Educator Orhan İnandı feared to have been kidnapped in Kyrgyzstan

Educator Orhan İnandı, founder and director of the Sapat school network in Kyrgyzstan, went missing after leaving his house in Bishkek on Monday evening, the TR7/24 news website reported.

According to the media reports, İnandı left his home at around 8 p.m. Monday evening, and Kyrgyz police launched a missing person search in the early hours of Tuesday. A Toyota Lexus that belonged to İnandı was found parked in an area around eight kilometers from his home at around 4 a.m. on Tuesday.

He was last contacted by a friend at around 9 p.m. Attempts by his family to contact him all failed. He is feared to have been abducted by Turkey’s National Intelligence Organization (MİT) due to his alleged links to the Gülen movement, according to his family.

“His jacket and two phones were in the car. Although I don’t have any eyewitnesses, I suspect that he was abducted and taken to Turkey, and I fear for his life,” İnandı’s wife said.

İnandı, a Kyrgyz citizen of Turkish origin, has been living in Kyrgyzstan since 1992. The Kyrgyz government had denied the Turkish government’s request for İnandı’s extradition on terrorism charges.

Turkish President Recep Tayyip Erdoğan has been targeting followers of the Gülen movement, inspired by US-based Turkish Muslim cleric Fethullah Gülen, since the corruption investigations of December 17-25, 2013, which implicated then-Prime Minister Erdoğan, his family members and his inner circle.

Dismissing the investigations as a Gülenist coup and conspiracy against his government, Erdoğan designated the movement as a terrorist organization and began to target its members. He intensified the crackdown on the movement following an abortive putsch on July 15, 2016 that he accused Gülen of masterminding. Gülen and the movement strongly deny involvement in the coup attempt or any terrorist activity.

“An investigative-operational group has been created. All the necessary investigative actions and search measures are being taken to establish the whereabouts of the citizen [İnandı],” the Kyrgyzstan police said in a statement.

According to the AKIpress news agency, Kyrgyz President Sadyr Japarov ordered the State Committee for National Security and the Ministry of Internal Affairs to conduct an extensive search to locate the missing teacher.

MİT has intensified its efforts to target dissidents abroad. Most recently a nephew living in Kenya of Islamic scholar Fethullah Gülen was arrested by Turkish spies and brought back to Turkey at the weekend, the state-run Anadolu news agency reported.

In a joint letter UN rapporteurs accused the Turkish government of engaging in the systematic practice of state-sponsored extraterritorial abductions and forcible returns to Turkey, with at least 100 Turkish nationals from multiple states including Afghanistan, Albania, Azerbaijan, Afghanistan, Cambodia, Gabon, Kosovo, Kazakhstan, Lebanon and Pakistan removed to Turkey.

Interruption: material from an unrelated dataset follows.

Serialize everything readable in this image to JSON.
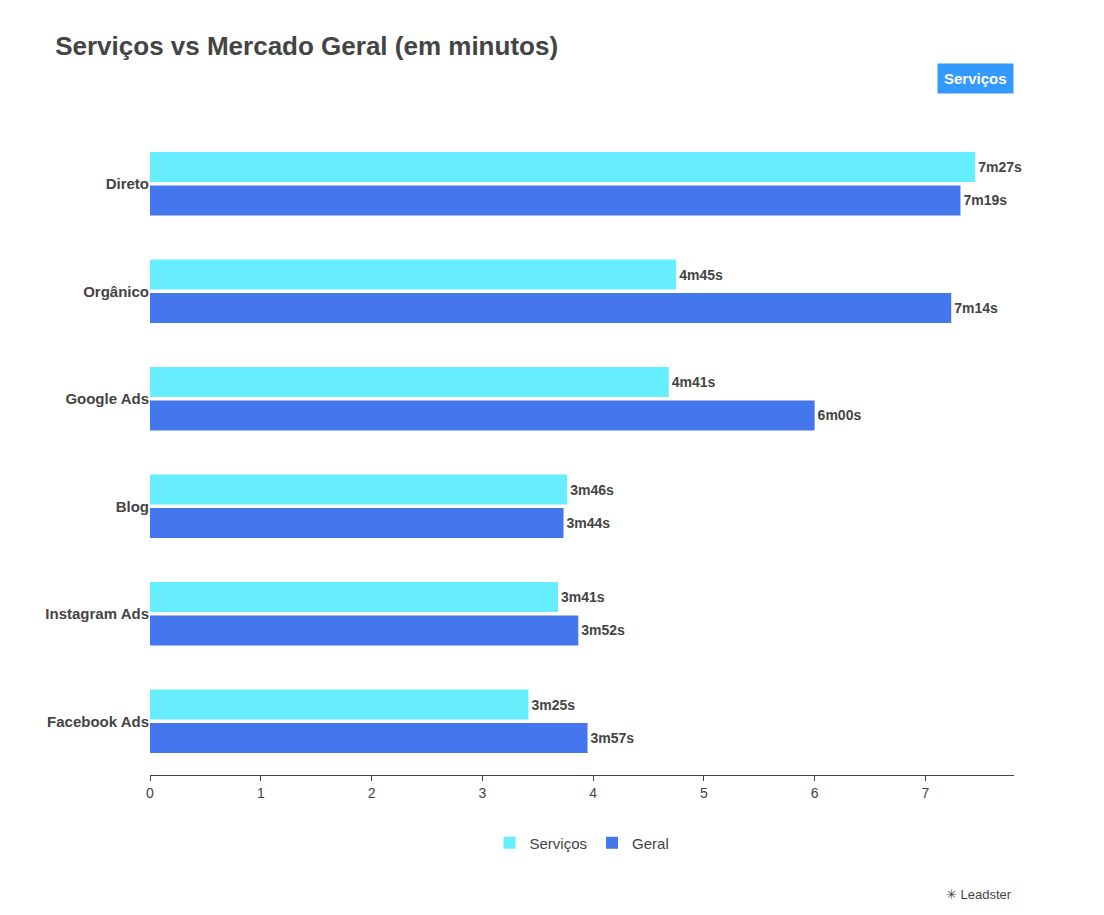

In a number of cases the UN Working Group on Arbitrary Detention (WGAD) concluded that the arrest, detention and forced transfer to Turkey of Turkish nationals were arbitrary and in violation of international human rights norms and standards.

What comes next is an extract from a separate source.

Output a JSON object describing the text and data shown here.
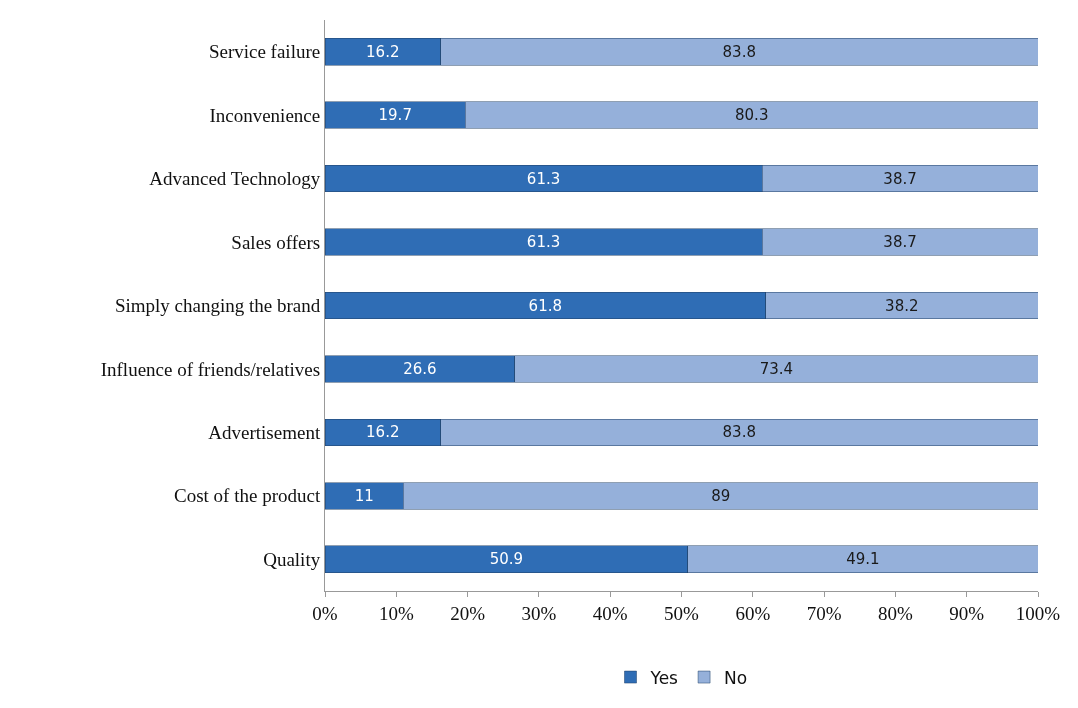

A recent report by Freedom House on global transnational repression also revealed the intensity, geographic reach and suddenness of the Turkish government’s campaign targeting dissidents abroad, noting that Turkey has become number one among countries that have conducted renditions from host states since 2014.

According to the report, Ankara’s campaign has primarily targeted people affiliated with the Gülen movement, but the government has started applying the same tactics to Kurdish and leftist individuals living abroad.

The Freedom House report also indicated that the Turkish government has pursued its perceived enemies in at least 30 host countries spread across the Americas, Europe, the Middle East, Africa and Asia since the coup attempt.

According to recent official statements by its interior ministry, Turkey has sent 800 extradition requests to 105 countries since the attempt, and more than 110 alleged members of the movement have been brought back to Turkey as part of the government’s global campaign.